The double-blind, multicentre, placebo-controlled, randomised, dose-finding Phase II OCEAN(a)-DOSE study was designed for evaluating olpasiran’s tolerability, safety, as well as the optimal dose in atherosclerotic cardiovascular disease (ASCVD) adult patients to reduce lipoprotein(a) levels.
It was conducted in 281 patients with established ASCVD and Lp(a) levels higher than 150 nmol/L.
In the study, the participants were randomised to four doses of olpasiran that includes 10 mg Q12 weeks, 75 mg Q12 weeks, 225 mg Q12 weeks or 225 mg Q24 weeks, or placebo, given subcutaneously.
At week 36, patients who have received 75 mg or more every 12 weeks had reduced Lp(a) levels by more than 95%.
At these doses (75 mg or higher), more than 98% of patients achieved an Lp(a) level of 125 nmol/L or less at week 36.
Injection site reactions, primarily pain, are the most common treatment-related adverse events.
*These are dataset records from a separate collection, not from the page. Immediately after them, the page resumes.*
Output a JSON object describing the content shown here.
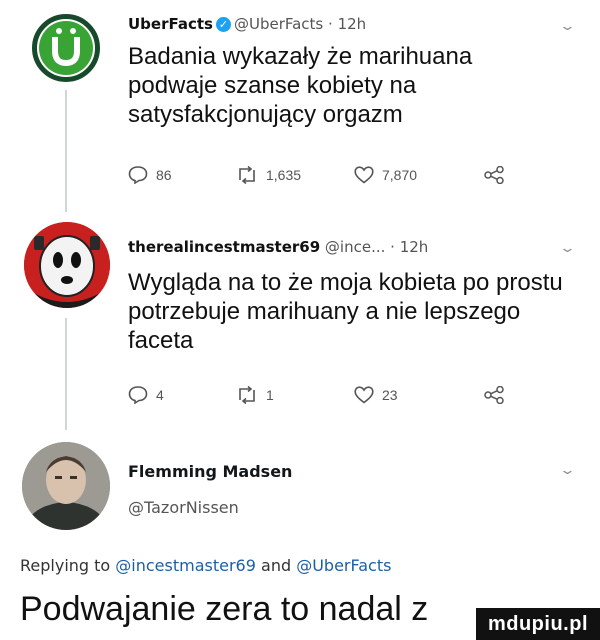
{
  "tweets": [
    {
      "name": "UberFacts",
      "handle": "@UberFacts",
      "time": "· 12h",
      "text": "Badania wykazały że marihuana podwaje szanse kobiety na satysfakcjonujący orgazm",
      "replies": "86",
      "retweets": "1,635",
      "likes": "7,870"
    },
    {
      "name": "therealincestmaster69",
      "handle": "@ince...",
      "time": "· 12h",
      "text": "Wygląda na to że moja kobieta po prostu potrzebuje marihuany a nie lepszego faceta",
      "replies": "4",
      "retweets": "1",
      "likes": "23"
    },
    {
      "name": "Flemming Madsen",
      "handle": "@TazorNissen"
    }
  ],
  "replying_to": {
    "prefix": "Replying to",
    "user1": "@incestmaster69",
    "and": "and",
    "user2": "@UberFacts"
  },
  "caption": "Podwajanie zera to nadal z",
  "watermark": "mdupiu.pl",
  "colors": {
    "uberfacts_green": "#3aa335",
    "verified_blue": "#1da1f2",
    "thread_line": "#cfd5da"
  },
  "icons": [
    "reply-icon",
    "retweet-icon",
    "like-icon",
    "share-icon",
    "chevron-down-icon",
    "verified-icon"
  ]
}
Amgen Research and Development executive vice president David Reese said: “Epidemiological research has shown us that Lp(a) is an independent risk factor and is primarily genetically determined.
“It has been estimated that up to 20% of people worldwide are living with elevated levels, which are linked to a higher risk for heart disease, stroke and the potential significant burden on patients with cardiovascular disease.
“Our Phase II data for olpasiran presented at AHA continue to demonstrate a significant reduction in Lp(a) and provide strong evidence supporting its potential for patients with ASCVD.
“We look forward to studying this treatment further in Phase III clinical trials, which we expect to begin enrolling in December 2022.”